By Gary Stringer, Kim Escue and Chad Keller, Stringer Asset Management
There are a few important spread indicators in the fixed income market that equity investors can monitor for periods of time when they should be cautious. History suggests that U.S. Federal Reserve (Fed) policy mistakes leading to an inverted yield curve either aided in the creation of or directly precipitated almost every U.S. recession and the majority of related large equity market selloffs over the last 100 years. Another useful indicator to monitor is the spread on corporate bonds, which increases as confidence in credit ratings decreases and the cost of debt rises. While these statistics can provide important insight to the possible timing of an economic slowdown, we do not believe they are signaling an impending equity market selloff. Since the Fed began their recent tightening cycle, the yield curve has flattened to some degree, however, credit spreads remain below their long-term averages. This suggests to us that there are more economic gains left in the current cycle, though the potential risks are heightened at this point.
THE YIELD CURVE
The yield curve is perhaps the best predictive indicator to an economic slowdown. While the Fed influences the short-end of the curve, the long-end is reflective of investors’ expectations for economic conditions in the future. The Fed has begun slowing the economic expansion by increasing rates on the short-end, which lessens liquidity and the profitability of lending. All the while, long-term rates have not increased much since the expectation for future economic growth is not getting better. At this point, the yield curve has flattened and may even become inverted if the Fed makes a policy error by going too far, too fast in rate hiking and misjudging the amount of liquidity in the market. An inverted yield curve is therefore a leading indicator that we can monitor for an impending economic slow-down. While the economic impact of an inverted curve is usually felt several quarters after inversion, we usually start to experience volatility to the downside in equity markets sooner.

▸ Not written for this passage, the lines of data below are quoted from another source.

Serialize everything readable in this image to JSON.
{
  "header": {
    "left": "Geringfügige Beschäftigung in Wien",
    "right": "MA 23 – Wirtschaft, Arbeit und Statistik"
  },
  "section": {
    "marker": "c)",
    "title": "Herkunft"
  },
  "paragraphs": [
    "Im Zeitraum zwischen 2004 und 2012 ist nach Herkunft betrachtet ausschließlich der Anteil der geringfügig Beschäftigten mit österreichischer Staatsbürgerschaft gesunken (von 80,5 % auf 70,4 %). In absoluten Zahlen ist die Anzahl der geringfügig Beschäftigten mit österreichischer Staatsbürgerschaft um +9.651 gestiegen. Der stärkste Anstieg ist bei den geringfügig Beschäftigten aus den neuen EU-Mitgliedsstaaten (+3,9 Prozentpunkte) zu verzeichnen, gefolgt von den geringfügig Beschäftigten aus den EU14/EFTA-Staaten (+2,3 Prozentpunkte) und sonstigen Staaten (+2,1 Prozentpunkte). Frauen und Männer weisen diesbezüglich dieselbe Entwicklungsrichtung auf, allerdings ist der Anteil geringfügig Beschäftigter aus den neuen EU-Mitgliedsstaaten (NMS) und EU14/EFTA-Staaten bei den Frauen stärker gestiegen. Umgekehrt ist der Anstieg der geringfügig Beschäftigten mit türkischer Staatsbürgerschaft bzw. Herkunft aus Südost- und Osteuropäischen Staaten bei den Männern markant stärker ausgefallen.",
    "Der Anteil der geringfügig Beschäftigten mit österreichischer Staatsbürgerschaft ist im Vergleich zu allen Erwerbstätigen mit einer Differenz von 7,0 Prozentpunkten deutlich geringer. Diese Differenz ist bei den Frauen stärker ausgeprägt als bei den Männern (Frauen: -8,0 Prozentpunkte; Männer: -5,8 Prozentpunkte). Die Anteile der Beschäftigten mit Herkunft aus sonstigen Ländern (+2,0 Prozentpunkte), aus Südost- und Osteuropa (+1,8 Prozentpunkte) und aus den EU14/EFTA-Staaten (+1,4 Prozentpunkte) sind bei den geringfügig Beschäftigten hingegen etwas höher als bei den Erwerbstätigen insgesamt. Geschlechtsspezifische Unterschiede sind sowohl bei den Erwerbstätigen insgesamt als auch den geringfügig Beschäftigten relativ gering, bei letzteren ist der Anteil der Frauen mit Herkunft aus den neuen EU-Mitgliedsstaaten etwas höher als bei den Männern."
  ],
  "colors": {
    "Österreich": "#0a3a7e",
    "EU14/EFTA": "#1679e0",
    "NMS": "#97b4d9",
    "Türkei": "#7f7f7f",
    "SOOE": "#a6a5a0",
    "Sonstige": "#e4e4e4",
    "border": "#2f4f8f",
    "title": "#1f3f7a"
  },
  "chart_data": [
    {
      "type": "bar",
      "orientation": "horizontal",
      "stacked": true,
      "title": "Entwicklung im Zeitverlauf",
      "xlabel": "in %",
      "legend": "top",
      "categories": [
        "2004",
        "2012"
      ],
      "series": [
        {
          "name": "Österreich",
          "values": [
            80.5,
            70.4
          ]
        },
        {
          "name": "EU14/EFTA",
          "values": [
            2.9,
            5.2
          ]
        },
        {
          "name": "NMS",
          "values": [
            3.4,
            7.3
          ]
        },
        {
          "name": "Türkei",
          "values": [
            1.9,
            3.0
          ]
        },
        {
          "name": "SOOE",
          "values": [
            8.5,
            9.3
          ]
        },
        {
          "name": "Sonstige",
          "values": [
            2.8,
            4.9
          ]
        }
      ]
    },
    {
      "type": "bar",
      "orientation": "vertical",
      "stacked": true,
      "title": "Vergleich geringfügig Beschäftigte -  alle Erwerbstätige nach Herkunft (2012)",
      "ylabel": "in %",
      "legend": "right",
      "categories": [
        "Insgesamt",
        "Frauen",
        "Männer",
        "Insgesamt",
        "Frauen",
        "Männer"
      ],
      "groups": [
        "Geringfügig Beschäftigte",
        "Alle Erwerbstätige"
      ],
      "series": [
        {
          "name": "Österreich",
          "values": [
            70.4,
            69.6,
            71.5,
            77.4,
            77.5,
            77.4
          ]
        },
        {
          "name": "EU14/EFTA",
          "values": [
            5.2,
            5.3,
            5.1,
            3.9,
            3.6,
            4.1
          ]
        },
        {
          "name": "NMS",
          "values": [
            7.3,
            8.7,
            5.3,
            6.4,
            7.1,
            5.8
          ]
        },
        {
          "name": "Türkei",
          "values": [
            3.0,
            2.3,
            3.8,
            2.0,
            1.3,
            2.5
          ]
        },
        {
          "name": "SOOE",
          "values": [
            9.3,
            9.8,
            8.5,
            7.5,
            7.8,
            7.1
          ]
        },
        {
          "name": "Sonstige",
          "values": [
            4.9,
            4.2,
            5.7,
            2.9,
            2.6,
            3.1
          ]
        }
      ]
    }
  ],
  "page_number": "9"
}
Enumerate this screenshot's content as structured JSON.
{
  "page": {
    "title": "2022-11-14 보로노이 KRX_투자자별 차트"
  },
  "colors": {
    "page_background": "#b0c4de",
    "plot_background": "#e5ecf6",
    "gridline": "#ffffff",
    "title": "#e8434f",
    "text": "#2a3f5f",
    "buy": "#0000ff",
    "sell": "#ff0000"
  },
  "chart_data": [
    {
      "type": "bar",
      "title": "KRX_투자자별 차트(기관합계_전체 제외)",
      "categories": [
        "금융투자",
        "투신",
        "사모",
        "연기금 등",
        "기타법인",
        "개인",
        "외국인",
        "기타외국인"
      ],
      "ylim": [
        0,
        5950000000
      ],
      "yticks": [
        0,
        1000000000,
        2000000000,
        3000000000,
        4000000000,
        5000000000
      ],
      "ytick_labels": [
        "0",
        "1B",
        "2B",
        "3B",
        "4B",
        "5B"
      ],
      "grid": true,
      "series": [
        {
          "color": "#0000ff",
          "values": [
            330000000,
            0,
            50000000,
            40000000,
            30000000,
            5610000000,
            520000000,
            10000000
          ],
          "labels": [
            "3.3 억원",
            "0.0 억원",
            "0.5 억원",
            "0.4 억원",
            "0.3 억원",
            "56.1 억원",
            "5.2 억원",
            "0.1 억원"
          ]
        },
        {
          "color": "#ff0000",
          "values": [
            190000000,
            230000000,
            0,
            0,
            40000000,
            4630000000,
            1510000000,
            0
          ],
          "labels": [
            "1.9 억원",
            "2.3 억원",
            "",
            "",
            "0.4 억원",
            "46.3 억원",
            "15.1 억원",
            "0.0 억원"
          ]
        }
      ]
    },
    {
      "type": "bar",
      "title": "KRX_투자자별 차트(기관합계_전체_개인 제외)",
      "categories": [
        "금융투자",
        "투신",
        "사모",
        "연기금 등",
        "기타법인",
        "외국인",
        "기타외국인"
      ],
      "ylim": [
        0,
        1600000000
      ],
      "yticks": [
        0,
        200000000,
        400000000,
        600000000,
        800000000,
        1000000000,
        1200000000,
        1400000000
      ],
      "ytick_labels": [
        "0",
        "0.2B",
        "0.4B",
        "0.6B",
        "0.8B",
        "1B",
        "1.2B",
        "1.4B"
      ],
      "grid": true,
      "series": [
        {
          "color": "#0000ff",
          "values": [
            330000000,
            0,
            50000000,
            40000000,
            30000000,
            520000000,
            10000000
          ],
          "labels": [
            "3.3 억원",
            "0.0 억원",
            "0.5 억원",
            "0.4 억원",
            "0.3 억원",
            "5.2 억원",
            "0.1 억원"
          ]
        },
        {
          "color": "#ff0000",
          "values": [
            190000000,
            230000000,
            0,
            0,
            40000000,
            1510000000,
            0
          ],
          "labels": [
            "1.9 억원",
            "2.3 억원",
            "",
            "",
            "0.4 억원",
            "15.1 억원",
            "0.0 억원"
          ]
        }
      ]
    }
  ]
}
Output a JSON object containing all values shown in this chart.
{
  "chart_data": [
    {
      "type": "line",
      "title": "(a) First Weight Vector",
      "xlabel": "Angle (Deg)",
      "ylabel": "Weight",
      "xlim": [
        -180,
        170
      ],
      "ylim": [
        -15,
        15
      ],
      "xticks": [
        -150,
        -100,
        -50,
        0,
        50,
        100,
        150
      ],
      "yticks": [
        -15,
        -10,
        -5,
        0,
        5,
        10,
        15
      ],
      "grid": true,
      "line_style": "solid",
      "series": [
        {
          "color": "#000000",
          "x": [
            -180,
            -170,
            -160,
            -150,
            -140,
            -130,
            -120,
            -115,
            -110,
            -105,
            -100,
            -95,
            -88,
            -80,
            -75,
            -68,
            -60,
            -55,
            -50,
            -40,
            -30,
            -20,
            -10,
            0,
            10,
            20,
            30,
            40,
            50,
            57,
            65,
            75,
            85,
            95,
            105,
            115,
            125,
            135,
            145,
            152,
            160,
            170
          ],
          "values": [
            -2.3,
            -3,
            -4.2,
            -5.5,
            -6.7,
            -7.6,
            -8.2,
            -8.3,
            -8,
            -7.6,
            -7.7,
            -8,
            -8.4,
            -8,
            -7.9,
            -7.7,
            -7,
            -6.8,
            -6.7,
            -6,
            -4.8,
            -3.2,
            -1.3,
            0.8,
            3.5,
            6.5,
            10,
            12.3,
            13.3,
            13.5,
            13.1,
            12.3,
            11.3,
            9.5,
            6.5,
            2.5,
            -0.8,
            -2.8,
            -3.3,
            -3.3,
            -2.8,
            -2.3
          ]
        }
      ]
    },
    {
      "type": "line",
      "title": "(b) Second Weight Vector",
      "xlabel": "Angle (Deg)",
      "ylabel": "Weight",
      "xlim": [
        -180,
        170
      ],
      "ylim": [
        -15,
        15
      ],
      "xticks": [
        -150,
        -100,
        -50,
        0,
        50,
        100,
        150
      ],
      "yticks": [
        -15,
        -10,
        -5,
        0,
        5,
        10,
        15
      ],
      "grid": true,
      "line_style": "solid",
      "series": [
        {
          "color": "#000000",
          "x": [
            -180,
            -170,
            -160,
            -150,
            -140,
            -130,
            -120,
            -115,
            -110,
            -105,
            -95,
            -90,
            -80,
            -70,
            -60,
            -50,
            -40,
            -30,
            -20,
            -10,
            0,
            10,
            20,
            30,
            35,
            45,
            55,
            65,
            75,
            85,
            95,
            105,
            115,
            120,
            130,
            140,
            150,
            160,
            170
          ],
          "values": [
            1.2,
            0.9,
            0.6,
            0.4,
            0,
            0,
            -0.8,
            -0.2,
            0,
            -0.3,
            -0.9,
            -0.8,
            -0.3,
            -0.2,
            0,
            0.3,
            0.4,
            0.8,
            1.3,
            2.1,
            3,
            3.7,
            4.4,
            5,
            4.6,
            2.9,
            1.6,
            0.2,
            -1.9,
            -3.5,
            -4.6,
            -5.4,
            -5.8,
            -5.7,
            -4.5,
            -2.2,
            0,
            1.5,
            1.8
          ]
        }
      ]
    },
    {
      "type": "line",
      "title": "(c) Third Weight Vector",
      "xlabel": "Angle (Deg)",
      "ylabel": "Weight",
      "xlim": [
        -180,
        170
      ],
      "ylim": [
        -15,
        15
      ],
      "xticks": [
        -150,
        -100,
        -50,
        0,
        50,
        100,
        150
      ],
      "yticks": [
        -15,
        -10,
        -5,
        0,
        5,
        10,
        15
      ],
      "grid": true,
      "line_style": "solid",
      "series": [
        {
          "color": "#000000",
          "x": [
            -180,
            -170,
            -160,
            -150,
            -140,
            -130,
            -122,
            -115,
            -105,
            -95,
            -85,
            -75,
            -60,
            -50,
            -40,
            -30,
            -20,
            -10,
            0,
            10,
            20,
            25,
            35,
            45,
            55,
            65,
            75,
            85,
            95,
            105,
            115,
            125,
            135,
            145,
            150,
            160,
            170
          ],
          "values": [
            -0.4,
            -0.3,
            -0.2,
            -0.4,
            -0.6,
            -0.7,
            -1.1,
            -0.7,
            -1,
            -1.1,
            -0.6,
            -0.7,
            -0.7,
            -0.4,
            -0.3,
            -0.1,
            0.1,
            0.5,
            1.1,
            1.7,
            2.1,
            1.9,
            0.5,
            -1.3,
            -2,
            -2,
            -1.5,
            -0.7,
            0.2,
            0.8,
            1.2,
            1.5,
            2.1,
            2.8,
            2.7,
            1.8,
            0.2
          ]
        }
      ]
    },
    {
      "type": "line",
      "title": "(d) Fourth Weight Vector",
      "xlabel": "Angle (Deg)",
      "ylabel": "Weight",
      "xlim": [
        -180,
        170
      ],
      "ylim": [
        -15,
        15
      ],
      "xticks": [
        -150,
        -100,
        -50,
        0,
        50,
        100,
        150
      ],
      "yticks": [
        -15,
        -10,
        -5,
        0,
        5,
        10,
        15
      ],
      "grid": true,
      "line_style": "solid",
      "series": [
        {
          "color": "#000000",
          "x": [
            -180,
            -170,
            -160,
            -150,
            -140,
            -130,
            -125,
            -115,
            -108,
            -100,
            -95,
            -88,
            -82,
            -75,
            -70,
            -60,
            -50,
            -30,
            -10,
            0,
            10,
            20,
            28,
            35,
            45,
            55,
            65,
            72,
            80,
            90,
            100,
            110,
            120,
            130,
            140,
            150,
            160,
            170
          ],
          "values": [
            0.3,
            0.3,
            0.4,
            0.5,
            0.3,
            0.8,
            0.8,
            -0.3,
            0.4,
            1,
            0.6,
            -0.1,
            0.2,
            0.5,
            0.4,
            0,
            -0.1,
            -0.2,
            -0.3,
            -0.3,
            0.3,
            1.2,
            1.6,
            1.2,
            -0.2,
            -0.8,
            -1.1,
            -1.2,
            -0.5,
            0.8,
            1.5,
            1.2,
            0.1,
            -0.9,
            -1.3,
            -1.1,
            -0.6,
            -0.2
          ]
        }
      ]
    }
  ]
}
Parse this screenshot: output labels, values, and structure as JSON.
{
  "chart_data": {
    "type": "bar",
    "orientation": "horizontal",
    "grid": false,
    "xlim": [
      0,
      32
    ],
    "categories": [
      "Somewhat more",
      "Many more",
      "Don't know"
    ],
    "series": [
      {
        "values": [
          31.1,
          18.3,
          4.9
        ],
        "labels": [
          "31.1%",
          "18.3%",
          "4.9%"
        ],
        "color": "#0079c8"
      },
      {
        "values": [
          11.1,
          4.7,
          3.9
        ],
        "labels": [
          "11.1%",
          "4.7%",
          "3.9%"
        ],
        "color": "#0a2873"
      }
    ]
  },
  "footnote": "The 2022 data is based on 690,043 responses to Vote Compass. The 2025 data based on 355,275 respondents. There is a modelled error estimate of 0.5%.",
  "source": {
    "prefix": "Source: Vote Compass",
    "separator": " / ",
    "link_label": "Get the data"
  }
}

Term spread is a useful way to monitor the Treasury yield curve as it reflects the differences between short-term and long-term rates. While the curve has flattened since the Fed began its tightening cycle, it has not inverted at this point.
As a compliment to the yield curve, which reflects the difference in yield attributable to duration, credit spreads measure the difference in yield attributable to credit risk. These spreads are helpful in gauging investors’ expectations for future profitability. For instance, if investors believe the economy will continue growing and companies will be more profitable than they are today, they may not require a company pay them a high interest rate to borrow their money. Conversely, if investors are not as confident about the future economic environment and/or corporate profitability, companies will have to compensate them more for borrowing money. At this point, credit spreads remain below their historical averages, however, high yield spreads are showing a slight uptick. If rates move higher or we start to start to see a slowing trend in GDP, high yield and investment grade credit spreads will likely increase. If those spreads rise, it would signal that the market is losing confidence in their current ratings due to compromised ratios as the cost of debt increases with interest rates or that profitability is expected to slow.